In August of 2019, I will begin my retirement from Social Security. After analyzing my entry record, I found a very serious mistake. It appears that I started working when I was still in high school in 1971. I graduated from high school in 1973 and I never worked during my time in high school. Because I had had an earning in 1971 (something that isn’t true), then zeros appeared in 1972 and 1973. In 1973 I started College and I worked there in a program of study and work in 1974. Then, I graduated from College in 1975 and immediately started to work. My question is, would be possible to eliminate the income of 1971 and the zeros of 1972 and 1973? My record should have started in 1974 to 2019. When I called and went to the local SS office, they can change the 1971 income to zero, but still it’s going to show three years with zeros, and this is not true. When they calculated my monthly benefit, they eliminated the income of the lowest 5 years, and in there are included the 1971-73, three years that I never worked. What I should do?

Hi,

If you didn't have any Social Security covered earnings in 1972 & 1973, then your earnings record should show zeros. It wouldn't make any difference at all in your benefit rate if those zeros were replaced with a blank space. Removal of the earnings posted to your record in 1971 could potentially lower your benefit rate, though, but only if the amount of earnings posted to your record for that year is high enough to put it among your highest 35 years of Social Security covered earnings. Before asking Social Security to remove those earnings, you should make very sure that the earnings aren't from your past work that you may have forgotten. Social Security can tell you the name of the employer that reported those earnings, so you should at least have them tell you that before disclaiming the earnings.

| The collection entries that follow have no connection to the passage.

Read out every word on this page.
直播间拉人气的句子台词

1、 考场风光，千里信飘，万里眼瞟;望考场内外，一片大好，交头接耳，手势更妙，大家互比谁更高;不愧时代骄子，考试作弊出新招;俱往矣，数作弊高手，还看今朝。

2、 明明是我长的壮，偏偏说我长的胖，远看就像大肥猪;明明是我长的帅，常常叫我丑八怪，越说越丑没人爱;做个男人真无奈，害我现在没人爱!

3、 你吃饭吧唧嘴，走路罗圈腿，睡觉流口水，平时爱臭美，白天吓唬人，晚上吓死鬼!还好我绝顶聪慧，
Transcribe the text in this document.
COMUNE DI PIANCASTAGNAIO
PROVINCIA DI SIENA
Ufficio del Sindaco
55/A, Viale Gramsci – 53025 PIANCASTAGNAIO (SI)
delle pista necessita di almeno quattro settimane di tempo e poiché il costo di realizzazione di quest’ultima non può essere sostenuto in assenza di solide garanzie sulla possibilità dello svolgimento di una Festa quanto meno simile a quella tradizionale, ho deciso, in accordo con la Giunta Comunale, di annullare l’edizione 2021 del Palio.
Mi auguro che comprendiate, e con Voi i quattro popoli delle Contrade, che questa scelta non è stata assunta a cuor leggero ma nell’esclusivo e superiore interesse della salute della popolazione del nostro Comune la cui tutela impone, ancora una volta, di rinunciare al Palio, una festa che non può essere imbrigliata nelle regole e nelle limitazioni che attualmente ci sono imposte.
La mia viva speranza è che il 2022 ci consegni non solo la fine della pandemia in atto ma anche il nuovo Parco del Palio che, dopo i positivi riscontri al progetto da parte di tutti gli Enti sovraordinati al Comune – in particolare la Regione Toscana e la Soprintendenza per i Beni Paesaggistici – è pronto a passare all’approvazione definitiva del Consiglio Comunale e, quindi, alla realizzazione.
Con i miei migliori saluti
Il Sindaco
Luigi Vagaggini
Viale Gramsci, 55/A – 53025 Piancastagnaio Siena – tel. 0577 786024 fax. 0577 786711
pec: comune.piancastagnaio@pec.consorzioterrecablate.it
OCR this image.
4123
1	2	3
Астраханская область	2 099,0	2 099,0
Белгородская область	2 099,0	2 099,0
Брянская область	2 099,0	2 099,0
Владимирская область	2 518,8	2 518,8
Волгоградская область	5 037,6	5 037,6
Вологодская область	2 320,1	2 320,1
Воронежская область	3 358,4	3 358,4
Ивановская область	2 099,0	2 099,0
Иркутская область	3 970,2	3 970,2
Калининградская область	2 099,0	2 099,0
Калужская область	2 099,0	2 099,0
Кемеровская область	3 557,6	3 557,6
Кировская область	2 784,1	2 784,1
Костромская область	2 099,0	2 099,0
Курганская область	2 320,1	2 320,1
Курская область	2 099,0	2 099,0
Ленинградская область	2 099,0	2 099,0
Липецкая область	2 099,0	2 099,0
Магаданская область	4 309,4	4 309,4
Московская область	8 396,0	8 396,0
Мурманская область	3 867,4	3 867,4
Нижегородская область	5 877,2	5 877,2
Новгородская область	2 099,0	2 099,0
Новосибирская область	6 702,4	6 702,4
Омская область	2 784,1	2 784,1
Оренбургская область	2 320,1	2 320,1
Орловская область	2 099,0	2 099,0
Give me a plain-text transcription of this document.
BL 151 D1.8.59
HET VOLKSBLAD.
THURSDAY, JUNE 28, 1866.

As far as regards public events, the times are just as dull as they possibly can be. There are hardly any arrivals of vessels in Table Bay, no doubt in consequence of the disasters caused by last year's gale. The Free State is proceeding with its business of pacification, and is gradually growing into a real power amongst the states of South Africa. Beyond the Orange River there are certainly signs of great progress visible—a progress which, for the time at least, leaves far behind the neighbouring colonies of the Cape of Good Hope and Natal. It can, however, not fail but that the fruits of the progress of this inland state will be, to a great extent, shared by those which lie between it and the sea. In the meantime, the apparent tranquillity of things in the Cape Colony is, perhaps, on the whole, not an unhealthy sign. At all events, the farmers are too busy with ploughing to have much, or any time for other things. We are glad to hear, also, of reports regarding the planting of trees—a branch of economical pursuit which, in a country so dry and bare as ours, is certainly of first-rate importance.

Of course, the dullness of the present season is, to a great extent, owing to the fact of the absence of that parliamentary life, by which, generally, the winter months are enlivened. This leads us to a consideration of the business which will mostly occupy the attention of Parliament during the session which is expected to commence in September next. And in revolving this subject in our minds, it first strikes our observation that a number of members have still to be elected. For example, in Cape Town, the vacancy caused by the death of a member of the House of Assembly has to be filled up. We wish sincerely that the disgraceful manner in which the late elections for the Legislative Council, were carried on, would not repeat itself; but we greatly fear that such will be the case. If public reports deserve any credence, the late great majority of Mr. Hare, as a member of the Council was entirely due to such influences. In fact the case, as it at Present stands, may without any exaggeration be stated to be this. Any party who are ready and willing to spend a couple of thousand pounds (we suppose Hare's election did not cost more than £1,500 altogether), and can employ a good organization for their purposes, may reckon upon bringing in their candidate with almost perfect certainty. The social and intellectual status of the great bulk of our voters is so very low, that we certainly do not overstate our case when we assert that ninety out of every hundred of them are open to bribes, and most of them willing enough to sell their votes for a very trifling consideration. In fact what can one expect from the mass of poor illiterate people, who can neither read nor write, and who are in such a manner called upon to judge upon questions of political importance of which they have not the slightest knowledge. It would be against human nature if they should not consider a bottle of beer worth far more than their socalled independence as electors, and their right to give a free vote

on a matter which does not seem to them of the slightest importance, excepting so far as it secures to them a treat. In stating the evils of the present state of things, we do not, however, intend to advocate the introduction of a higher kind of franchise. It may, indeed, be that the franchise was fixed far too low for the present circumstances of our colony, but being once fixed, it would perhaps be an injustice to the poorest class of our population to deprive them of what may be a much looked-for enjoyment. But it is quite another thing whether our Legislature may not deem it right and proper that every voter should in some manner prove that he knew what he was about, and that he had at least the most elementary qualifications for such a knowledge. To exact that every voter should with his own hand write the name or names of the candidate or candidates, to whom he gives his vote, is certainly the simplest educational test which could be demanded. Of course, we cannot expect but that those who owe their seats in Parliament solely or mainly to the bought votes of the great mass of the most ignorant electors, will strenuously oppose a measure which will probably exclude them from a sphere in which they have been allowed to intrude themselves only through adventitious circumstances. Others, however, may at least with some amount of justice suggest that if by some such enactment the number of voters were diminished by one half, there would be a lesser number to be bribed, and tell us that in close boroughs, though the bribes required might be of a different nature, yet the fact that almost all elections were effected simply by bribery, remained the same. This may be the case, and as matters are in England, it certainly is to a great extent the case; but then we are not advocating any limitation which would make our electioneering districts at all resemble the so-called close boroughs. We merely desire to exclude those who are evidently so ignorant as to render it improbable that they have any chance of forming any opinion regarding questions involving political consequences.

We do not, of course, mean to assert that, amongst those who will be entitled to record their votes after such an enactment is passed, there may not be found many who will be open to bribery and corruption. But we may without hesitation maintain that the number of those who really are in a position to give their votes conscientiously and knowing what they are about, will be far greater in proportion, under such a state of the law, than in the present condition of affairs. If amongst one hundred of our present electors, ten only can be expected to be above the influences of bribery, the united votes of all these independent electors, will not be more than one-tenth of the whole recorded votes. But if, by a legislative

Social Security will calculate your Social Security retirement benefit rate based on an average of your highest 35 years of wage indexed earnings (https://www.ssa.gov/pubs/EN-05-10070.pdf). They don't merely drop the lowest 5 years of earnings and average the remainder. For example, if you only had 25 years of Social Security covered earnings then Social Security wouldn't drop any years and would include 10 zero earnings years in the average. Conversely, if you had 45 years of Social Security covered earnings then Social Security would use an average of the highest 35 of those years to calculate your benefit rate, and they would disregard the other 10 years with lower earnings.

Based on your description of your earnings history it sounds like you had substantially more than 35 years of earnings on which you paid Social Security taxes. Therefore, as long as the 1971 earnings that you believe were erroneously credited to your record aren't high enough to be among your 35 highest earnings years, then you really wouldn't need to do anything. In that case, Social Security simply won't use the years that you're worried about in the calculation of your benefit rate.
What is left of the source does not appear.